The heroism of some of our great men is shown by overcoming great obstacles just as that of others is indicated by fighting the enemies of their country. So we find William Penn and James Oglethorpe associated with Hudson, the explorer, and Stuyvesant, the fighting Dutch governor of New Amsterdam, in the chapter about “The Men Who Planted Colonies for Many Kinds of People.”
Out of the three hundred and ninety-six pages in the book, two hundred and twenty-nine are devoted to our history prior to 1789, leaving but one hundred and sixty-seven to our history under the Constitution. The division seems to give a disproportionate amount of space to our Colonial and Revolutionary history. This is justified to some extent by the plan of the author.
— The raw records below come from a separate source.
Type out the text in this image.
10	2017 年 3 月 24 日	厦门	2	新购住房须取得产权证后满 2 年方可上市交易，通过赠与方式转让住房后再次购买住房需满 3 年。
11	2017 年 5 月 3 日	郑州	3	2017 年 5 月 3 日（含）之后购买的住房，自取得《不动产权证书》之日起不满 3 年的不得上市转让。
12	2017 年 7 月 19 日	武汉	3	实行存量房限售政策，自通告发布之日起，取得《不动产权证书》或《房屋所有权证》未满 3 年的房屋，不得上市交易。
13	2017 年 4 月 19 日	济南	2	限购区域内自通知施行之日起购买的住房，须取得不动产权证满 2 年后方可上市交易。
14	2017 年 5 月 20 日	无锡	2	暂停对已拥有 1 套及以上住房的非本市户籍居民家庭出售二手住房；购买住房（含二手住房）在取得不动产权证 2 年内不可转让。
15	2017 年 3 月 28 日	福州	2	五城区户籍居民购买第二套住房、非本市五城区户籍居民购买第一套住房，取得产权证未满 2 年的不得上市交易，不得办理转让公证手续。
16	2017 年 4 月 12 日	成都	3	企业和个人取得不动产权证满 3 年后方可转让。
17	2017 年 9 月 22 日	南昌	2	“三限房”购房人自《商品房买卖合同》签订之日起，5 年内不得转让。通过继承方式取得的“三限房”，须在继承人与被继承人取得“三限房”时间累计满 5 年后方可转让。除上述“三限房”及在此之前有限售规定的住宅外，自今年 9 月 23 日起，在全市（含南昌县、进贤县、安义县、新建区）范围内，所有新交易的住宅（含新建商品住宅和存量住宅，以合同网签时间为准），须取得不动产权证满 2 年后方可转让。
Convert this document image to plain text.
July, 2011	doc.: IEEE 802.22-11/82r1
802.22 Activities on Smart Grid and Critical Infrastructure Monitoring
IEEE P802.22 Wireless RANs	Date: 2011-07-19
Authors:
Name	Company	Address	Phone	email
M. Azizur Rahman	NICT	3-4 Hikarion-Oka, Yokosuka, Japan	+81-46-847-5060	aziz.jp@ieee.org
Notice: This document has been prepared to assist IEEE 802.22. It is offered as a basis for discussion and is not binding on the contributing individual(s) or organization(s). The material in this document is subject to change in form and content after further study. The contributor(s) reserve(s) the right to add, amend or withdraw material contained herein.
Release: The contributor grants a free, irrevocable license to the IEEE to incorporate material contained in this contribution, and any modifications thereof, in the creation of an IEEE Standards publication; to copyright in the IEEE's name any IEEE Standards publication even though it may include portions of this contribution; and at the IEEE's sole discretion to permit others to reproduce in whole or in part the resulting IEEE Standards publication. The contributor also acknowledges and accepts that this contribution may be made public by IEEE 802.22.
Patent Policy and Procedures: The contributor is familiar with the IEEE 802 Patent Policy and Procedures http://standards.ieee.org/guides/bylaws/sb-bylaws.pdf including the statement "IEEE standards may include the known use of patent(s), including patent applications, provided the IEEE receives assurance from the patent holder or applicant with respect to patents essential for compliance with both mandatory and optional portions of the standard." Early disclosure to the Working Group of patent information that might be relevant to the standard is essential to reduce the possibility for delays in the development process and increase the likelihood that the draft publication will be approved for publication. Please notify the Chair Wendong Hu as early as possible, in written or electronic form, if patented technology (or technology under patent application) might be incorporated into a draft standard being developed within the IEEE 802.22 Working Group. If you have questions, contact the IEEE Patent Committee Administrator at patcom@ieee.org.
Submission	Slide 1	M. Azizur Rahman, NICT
There is no question as to the romance to be found in the voyages of Polo and Drake, and in the life of Captain Smith. At the same time there are other equally dramatic features of our later history that might have been included, and so have given a better distribution of space. More room is given to Washington’s activities before the Revolution than to the rest of his life, which did not, it is true, cover so many years, but is certainly of more importance. With the exception of the statement that Grant was twice elected president, and the story of Edison and his inventions, the history of our country from 1865 to the battle of Manila Bay contains nothing worth recording, so far as this book is concerned. Out of the sixty-six names we do not find one jurist; one feels that Chief Justice Marshall’s name is certainly not sixty-seventh in our history.
The attempt to fix the facts of each chapter by a list of questions for study is to be commended, as is the unusually satisfactory index. Professor Mace has, besides, done what few scholars succeed in doing. He has written his book in such simple, clear English that the pupils for whom it is intended will have little difficulty in understanding it.
Most of the pictures have been selected for their dramatic value, but many portraits and pictures of places and things of historic interest are included in the book. On the whole, the book is a step forward, and the inequalities in it are no greater than those of other books that have otherwise less to commend them. In classes where the course of study in history does not extend beyond the Revolution, the book should have a wide use.
[A Primary History: Stories of Heroism. By William H. Mace, Professor of History in Syracuse University. Cloth, 8vo. xxv+ 396 pp. Rand, McNally & Co. Chicago, New York.]